Someday, stem cells could be used to repair one of the most common knee injuries.
The is research being conducted in a Rhode Island Hospital laboratory.
“It’s very exciting,” said Dr. Brett Owens, who is one of the researchers, as well as an assistant professor at Brown University and an orthopedic surgeon out of Rhode Island Hospital and the Miriam.
Researchers are looking at using human stem cells in a lab setting to heal a meniscal tear. The meniscus, is a rubbery disc that cushions the knee.
Right now, Owens said one of the challenges is the blood supply.
“It's really hard to get them to heal,” Owens said. “We can try to suture them back together. One of the challenges is getting it to heal.”
They create a meniscus tear in a petri dish then add human stem cells. After five weeks, the healing process is already taking place.
Referring to a slide, co-researcher Chat Jayasuriya, PhD said so far, so good.
"Over here, you see the human cells are actually repairing,” he said.
Currently, the work is strictly being conducted in the lab. But thanks to new funding, it will be expanded to include lab animals. Eventually, it will include humans.
That could help Owens better assist his patients
“If he wanted to use these cells, what he can do is, he sees a tear like this. He could suture it and put the cells on top. The cells will help repair the tear,” said Jayasuriya.
The research is one of the first pilot awards from the Brown University-based Advance Clinical Translational Research initiative. Last year, it received funding from the National Institute of General Medical Sciences.

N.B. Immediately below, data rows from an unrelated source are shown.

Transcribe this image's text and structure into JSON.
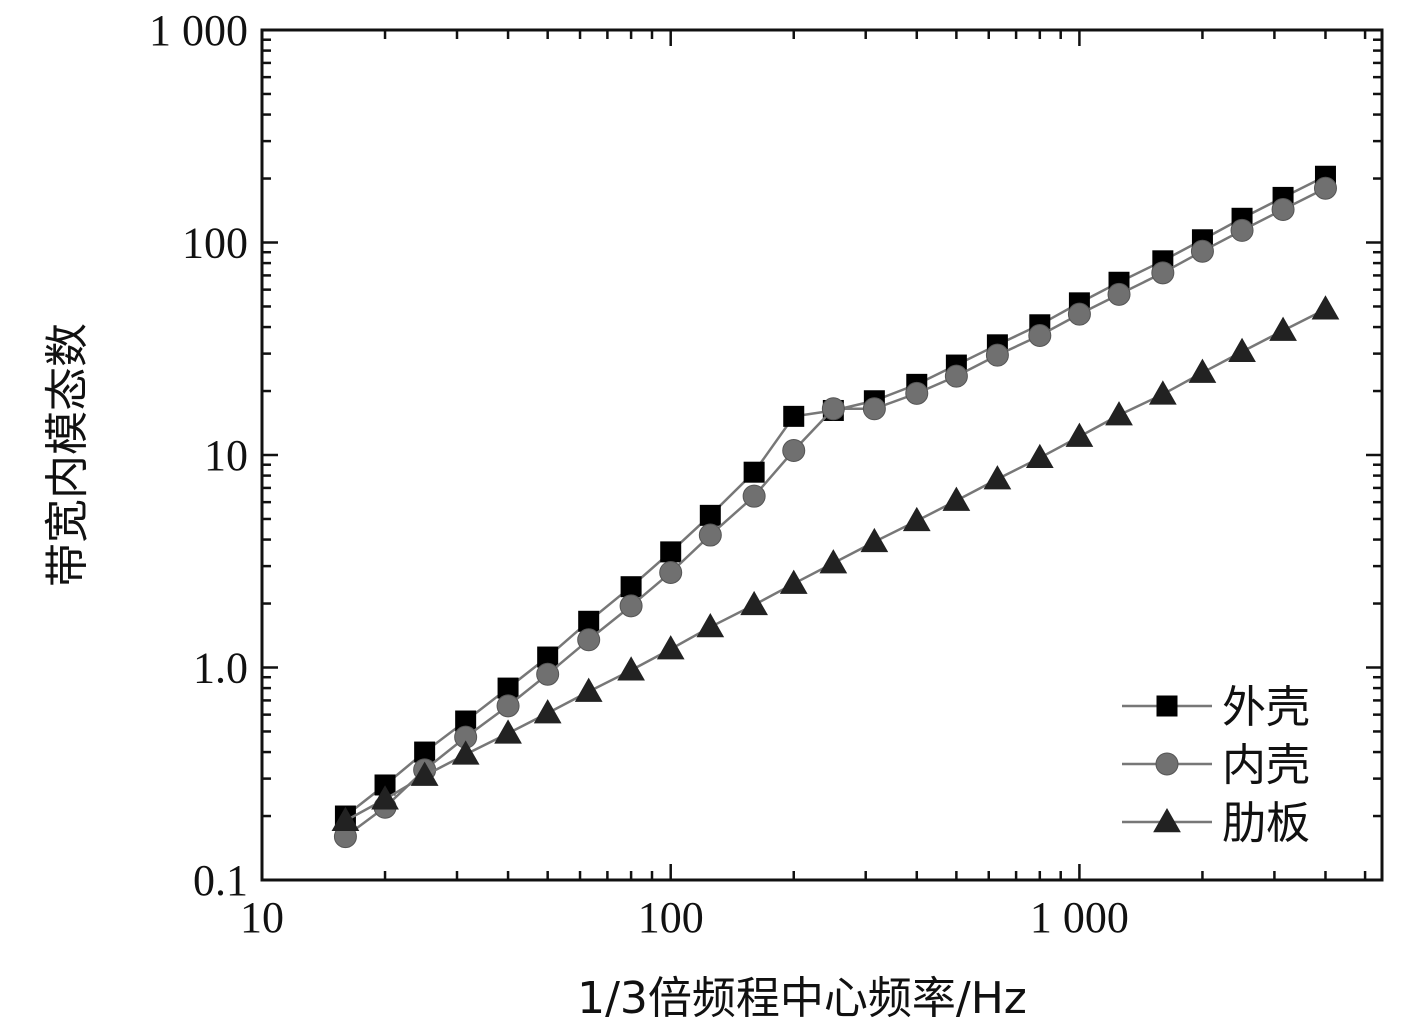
{
  "chart_data": {
    "type": "line",
    "x_scale": "log",
    "y_scale": "log",
    "xlim": [
      10,
      5500
    ],
    "ylim": [
      0.1,
      1000
    ],
    "xlabel": "1/3倍频程中心频率/Hz",
    "ylabel": "带宽内模态数",
    "x_ticks": [
      {
        "value": 10,
        "label": "10"
      },
      {
        "value": 100,
        "label": "100"
      },
      {
        "value": 1000,
        "label": "1 000"
      }
    ],
    "y_ticks": [
      {
        "value": 0.1,
        "label": "0.1"
      },
      {
        "value": 1,
        "label": "1.0"
      },
      {
        "value": 10,
        "label": "10"
      },
      {
        "value": 100,
        "label": "100"
      },
      {
        "value": 1000,
        "label": "1 000"
      }
    ],
    "legend": {
      "position": "bottom-right"
    },
    "x": [
      16,
      20,
      25,
      31.5,
      40,
      50,
      63,
      80,
      100,
      125,
      160,
      200,
      250,
      315,
      400,
      500,
      630,
      800,
      1000,
      1250,
      1600,
      2000,
      2500,
      3150,
      4000
    ],
    "series": [
      {
        "name": "外壳",
        "marker": "square",
        "color": "#000000",
        "values": [
          0.2,
          0.28,
          0.4,
          0.56,
          0.8,
          1.12,
          1.65,
          2.4,
          3.5,
          5.2,
          8.3,
          15.2,
          16.2,
          18.0,
          21.5,
          26.5,
          33.0,
          41.0,
          52.0,
          65.0,
          82.0,
          103.0,
          130.0,
          163.0,
          205.0
        ]
      },
      {
        "name": "内壳",
        "marker": "circle",
        "color": "#707070",
        "values": [
          0.16,
          0.22,
          0.33,
          0.47,
          0.66,
          0.93,
          1.35,
          1.95,
          2.8,
          4.2,
          6.4,
          10.5,
          16.5,
          16.5,
          19.5,
          23.5,
          29.5,
          36.5,
          46.0,
          57.0,
          72.0,
          91.0,
          114.0,
          143.0,
          180.0
        ]
      },
      {
        "name": "肋板",
        "marker": "triangle",
        "color": "#222222",
        "values": [
          0.19,
          0.24,
          0.31,
          0.39,
          0.49,
          0.61,
          0.77,
          0.97,
          1.22,
          1.55,
          1.97,
          2.48,
          3.1,
          3.9,
          4.9,
          6.1,
          7.7,
          9.7,
          12.2,
          15.4,
          19.3,
          24.4,
          30.6,
          38.5,
          48.5
        ]
      }
    ]
  }
}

The total of the five-year program award is $19.5 million. The research is being funded at $75,000 for one year.
The purpose of the translational research initiative is to fund collaborative research involving multiple partners, depending on the project, including researchers from Brown University, Lifespan, Care New England, the Providence VA Medical Center, URI, and the Rhode Island Quality Institute.